Second, it needs to put those tables into a SQLite database for me to query. In
order to do this, let's walk over the table cells and build a tab-separated
table, then use SQLite's .import
to import the table.
function filter_main(doc)
for i,div in ipairs(doc.blocks) do
local t = { }
io.output(string.format("db/%s.tsv", div.attributes["sqlite_table_name"]))
for i,tble in ipairs(div.content) do
local head = { }
for i,cell in ipairs(tble.head.rows[1].cells) do
head[#head+1] = cell.contents[1].content[1].text
end
t[#t+1] = table.concat(head, "\t")
for i,row in ipairs(tble.bodies[1].body) do
local r = { }
for i,cell in ipairs(row.cells) do
if cell.contents[1] then
local c = { }
for i,content in ipairs(cell.contents[1].content) do
c[#c+1] = content.text
end
r[#r+1] = table.concat(c, " ")
else
r[#r+1] = ''
end
end
t[#t+1] = table.concat(r, "\t")
end
end
io.write(table.concat(t, "\n"))
end
os.exit(0)
end
return {
-- remove everything except tables
-- { -- the first filter we wrote
-- ...
-- },
-- save tables as files in `db/`
{
Pandoc = filter_main,
}
}
Please forgive the horror of this function. By returning a list of filters at
the end, we ask pandoc
to run the first filter then pass its results to the
second. In this way, the second filter will only be operating on Div
nodes
with the special sqlite_table_name
attribute. We write each markdown table
formatted as a tab-separated table into a file named db/<table name>.tsv
. In
this example, we're only dealing with one table, but my actual wiki has multiple
tables over multiple files.
Import into SQLite
Finally, I needed to import these TSV files into a SQLite database. The root of
my wiki has a justfile
for maintenance tasks, so this makes sense as a
just
recipe:
sql:
#!/usr/bin/env fish
rm db/*
pandoc -f markdown --lua-filter=extract-tables.lua *.md
for table in db/*.tsv
set -l table_name (basename -s '.tsv' $table)

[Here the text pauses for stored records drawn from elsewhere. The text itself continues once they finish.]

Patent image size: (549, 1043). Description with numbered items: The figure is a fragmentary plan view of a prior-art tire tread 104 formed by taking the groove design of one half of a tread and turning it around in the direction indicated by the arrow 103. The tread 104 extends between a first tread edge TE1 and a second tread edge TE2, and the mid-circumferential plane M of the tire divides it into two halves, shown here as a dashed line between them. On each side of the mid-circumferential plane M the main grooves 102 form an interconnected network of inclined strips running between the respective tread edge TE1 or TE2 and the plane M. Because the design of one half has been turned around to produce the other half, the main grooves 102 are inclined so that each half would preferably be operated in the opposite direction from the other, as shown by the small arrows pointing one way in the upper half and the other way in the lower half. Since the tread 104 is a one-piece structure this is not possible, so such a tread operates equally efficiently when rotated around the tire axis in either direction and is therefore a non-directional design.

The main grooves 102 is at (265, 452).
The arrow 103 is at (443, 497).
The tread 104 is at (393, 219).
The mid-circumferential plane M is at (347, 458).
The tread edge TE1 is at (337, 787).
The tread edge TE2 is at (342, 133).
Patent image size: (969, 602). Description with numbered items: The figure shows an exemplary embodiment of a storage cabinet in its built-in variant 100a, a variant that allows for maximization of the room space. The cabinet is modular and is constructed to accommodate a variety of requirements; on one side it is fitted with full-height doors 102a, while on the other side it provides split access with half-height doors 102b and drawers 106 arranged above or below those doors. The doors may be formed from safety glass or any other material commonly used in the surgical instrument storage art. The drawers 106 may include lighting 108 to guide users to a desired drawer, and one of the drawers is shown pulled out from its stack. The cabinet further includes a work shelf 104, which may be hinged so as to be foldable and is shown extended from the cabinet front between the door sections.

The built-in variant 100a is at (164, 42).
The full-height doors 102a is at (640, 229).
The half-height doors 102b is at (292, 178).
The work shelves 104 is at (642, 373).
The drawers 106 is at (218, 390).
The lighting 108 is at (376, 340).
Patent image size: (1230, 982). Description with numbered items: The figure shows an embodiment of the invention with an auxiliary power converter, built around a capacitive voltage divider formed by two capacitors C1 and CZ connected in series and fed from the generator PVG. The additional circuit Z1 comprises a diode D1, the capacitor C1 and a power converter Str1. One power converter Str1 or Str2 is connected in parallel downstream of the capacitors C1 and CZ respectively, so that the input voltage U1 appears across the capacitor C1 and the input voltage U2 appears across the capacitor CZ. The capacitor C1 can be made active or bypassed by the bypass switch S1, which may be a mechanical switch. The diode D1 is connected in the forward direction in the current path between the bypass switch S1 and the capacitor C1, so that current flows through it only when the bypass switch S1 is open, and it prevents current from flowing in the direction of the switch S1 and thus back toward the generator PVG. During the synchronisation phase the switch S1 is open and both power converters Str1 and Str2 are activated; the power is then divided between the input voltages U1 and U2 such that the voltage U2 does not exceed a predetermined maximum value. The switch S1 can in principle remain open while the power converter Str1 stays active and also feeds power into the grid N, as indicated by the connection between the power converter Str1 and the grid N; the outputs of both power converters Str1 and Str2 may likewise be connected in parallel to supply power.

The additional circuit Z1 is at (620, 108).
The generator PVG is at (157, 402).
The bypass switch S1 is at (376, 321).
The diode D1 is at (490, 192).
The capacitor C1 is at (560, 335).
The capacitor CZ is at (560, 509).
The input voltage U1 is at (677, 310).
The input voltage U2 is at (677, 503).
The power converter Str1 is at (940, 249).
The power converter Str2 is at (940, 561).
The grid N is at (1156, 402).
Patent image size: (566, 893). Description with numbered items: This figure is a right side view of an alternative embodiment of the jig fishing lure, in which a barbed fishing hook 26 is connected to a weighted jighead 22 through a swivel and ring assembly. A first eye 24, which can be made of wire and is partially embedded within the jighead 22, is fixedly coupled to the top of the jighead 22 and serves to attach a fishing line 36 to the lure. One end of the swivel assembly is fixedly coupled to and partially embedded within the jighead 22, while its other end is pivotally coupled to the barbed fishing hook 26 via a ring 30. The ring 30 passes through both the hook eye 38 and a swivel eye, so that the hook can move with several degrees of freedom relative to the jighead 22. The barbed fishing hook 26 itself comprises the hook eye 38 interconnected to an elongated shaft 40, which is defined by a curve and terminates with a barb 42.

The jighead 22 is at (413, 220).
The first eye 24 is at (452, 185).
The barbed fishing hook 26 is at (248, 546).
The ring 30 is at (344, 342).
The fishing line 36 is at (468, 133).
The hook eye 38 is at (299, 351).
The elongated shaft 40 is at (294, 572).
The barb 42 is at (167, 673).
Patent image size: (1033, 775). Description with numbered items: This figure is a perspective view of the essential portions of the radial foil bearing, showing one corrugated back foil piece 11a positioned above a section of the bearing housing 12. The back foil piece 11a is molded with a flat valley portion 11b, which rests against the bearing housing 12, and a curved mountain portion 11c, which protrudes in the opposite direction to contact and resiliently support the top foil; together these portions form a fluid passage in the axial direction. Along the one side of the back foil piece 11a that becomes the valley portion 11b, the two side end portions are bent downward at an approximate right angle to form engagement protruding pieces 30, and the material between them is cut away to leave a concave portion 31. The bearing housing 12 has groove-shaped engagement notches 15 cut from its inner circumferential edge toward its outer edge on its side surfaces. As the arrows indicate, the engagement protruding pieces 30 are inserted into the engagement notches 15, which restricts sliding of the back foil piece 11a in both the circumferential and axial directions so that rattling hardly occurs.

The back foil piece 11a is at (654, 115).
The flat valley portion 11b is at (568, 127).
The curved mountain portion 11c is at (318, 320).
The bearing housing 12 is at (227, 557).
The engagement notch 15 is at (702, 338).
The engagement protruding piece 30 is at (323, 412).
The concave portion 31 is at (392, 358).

sqlite3 -tabs db/db.sql ".import $table $table_name"
end
sqlite3 -cmd ".mode markdown" db/db.sql
This recipe clears out old TSV files (so the database is generated on each run),
calls pandoc
with the filter, then iterates over the TSV files in db/
and
imports them into SQLite. Finally, it launches a SQLite shell with the new
database. Launching SQLite in Markdown mode isn't technically required, but I do
think it looks a little nicer.
Here's the final result:
$ just sql
SQLite version 3.48.0 2025-01-14 11:05:00
Enter ".help" for usage hints.
sqlite> SELECT *
FROM runs
WHERE Distance = '4.45'
ORDER BY Duration
LIMIT 1;
| Date | Duration | Distance | Notes |
|------------|----------|----------|-------|
| 2025-02-09 | 38:40.00 | 4.45 | |
Thoughts
Instead of maintaining these tables in Markdown, I could maintain them in a SQLite database and write the reverse of the filters above, extracting all my runs when I convert the Markdown to HTML. That seemed like it would be a little less ergonomic for me, but I'll think on it.
I think it would be very ergonomic to also put some metadata on the column headers indicating my desired datatype on the SQL side. I think I could use bracketed spans to accomplish this, but I didn't try it.